Les travailleurs.euses du secteur de l'énergie turcs/ques employé,e,s chez Bursagaz, le seul distributeur de gaz naturel de la ville de Bursa, ont adhéré à DİSK/Enerji-Sen, affilié à l'ISP, et ont obtenu une majorité légalement reconnue dans leur lutte pour la sécurité de l'emploi et des salaires décents. Depuis lors, l’entreprise a pris des mesures pour entraver ce processus en menaçant de transférer des salarié.e.s vers des sous-traitants, en faisant pression sur les salarié.e.s pour qu’ils/elles démissionnent et en déposant de fausses objections juridiques.

Un ingénieur en mécanique et quinze syndicalistes qui avaient mené la campagne de syndicalisation ont été licencié.e.s et se sont vu refuser les allocations chômage ainsi que leur indemnité de licenciement. Alors qu’ils/elles en sont désormais à leur deuxième semaine de piquet de grève devant les locaux de l’entreprise, les travailleurs.euses se sont engagé.e.s à rester sur place jusqu’à ce que les licencié.e.s soient réintégré.e.s et que les menaces de sous-traitance cessent.

Cette dernière attaque contre les droits syndicaux s’inscrit dans une longue tradition du gouvernement consistant à faire fi des syndicats indépendants et de leurs droits. Cette année encore, l’ISP a déposé une plainte auprès du Comité de l’OIT sur la liberté syndicale concernant l’ingérence généralisée du gouvernement dans les conventions collectives légalement conclues dans le secteur municipal.

Par ailleurs, le 21 avril 2026, une délégation internationale représentant l’ISP, la FSESP et des organisations affiliées du Royaume-Uni, de Suède, d’Italie et de France a assisté à l’audience concernant 15 dirigeantes syndicales du secteur public.

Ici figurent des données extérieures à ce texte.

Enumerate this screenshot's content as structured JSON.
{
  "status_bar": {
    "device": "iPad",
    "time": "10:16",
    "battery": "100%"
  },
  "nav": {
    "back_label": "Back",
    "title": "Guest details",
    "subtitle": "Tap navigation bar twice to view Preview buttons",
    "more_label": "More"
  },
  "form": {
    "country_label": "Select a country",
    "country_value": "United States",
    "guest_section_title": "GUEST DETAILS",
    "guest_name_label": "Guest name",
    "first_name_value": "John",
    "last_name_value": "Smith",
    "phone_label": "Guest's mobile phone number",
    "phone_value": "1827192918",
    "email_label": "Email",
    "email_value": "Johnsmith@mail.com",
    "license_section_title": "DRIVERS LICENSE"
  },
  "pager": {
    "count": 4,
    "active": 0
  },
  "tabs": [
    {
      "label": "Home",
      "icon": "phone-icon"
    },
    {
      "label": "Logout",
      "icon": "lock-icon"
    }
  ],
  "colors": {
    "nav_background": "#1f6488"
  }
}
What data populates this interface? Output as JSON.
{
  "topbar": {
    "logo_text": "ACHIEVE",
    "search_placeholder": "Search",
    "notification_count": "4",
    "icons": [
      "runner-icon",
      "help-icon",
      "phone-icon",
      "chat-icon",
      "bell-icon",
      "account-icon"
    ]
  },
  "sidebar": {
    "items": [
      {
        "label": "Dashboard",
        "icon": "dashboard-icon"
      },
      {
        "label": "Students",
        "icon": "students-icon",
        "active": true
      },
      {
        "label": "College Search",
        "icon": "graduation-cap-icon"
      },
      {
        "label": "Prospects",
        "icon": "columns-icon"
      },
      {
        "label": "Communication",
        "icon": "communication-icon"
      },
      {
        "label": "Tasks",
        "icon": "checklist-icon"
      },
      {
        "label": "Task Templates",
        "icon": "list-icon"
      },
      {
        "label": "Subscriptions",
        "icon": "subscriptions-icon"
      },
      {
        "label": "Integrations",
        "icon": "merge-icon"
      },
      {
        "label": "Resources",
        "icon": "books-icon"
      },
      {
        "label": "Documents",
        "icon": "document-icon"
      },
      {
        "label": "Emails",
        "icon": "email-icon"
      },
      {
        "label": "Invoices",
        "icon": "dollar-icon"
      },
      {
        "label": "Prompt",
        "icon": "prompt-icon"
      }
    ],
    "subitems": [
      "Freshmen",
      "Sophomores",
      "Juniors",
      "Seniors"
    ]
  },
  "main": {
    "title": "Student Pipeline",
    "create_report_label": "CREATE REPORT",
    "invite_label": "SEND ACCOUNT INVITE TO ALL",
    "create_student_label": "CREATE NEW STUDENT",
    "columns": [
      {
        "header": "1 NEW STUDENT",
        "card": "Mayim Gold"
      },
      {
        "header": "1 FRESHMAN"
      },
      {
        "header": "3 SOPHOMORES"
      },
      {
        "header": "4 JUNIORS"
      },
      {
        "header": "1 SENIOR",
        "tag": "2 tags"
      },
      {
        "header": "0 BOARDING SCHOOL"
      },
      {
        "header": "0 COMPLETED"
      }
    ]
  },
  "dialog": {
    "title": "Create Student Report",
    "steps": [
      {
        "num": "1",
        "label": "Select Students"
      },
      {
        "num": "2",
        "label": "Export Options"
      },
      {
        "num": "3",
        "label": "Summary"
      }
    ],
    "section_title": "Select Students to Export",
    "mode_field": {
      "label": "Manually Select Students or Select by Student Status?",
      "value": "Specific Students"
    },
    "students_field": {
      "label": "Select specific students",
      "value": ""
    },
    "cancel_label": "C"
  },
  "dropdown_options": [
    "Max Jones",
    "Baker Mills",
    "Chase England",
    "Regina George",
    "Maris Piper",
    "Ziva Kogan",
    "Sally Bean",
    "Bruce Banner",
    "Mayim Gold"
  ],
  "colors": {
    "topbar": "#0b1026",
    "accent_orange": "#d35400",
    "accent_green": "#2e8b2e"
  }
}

L’audience s’est conclue par l’acquittement total de toutes ces femmes, mettant ainsi fin à un calvaire de près de 14 ans marqué par des menaces d’emprisonnement, du harcèlement et des interdictions de voyager.  

Ce n’est pas sans raison que la Turquie conserve sa place de longue date parmi les 10 pires pays en matière de droits des travailleurs.euses. Le gouvernement a depuis longtemps l’habitude de bafouer les droits fondamentaux du travail. La répression syndicale et les violations du droit à la liberté d’association, par exemple, sont régulièrement utilisées comme tactiques de représailles par l’État et les employeurs.

L’ISP appelle tous ses membres à soutenir les travailleurs.euses de Bursagaz dans leur lutte pour des conditions de travail décentes et pour leur droit de se syndiquer et de négocier collectivement sans ingérence des employeurs et du gouvernement.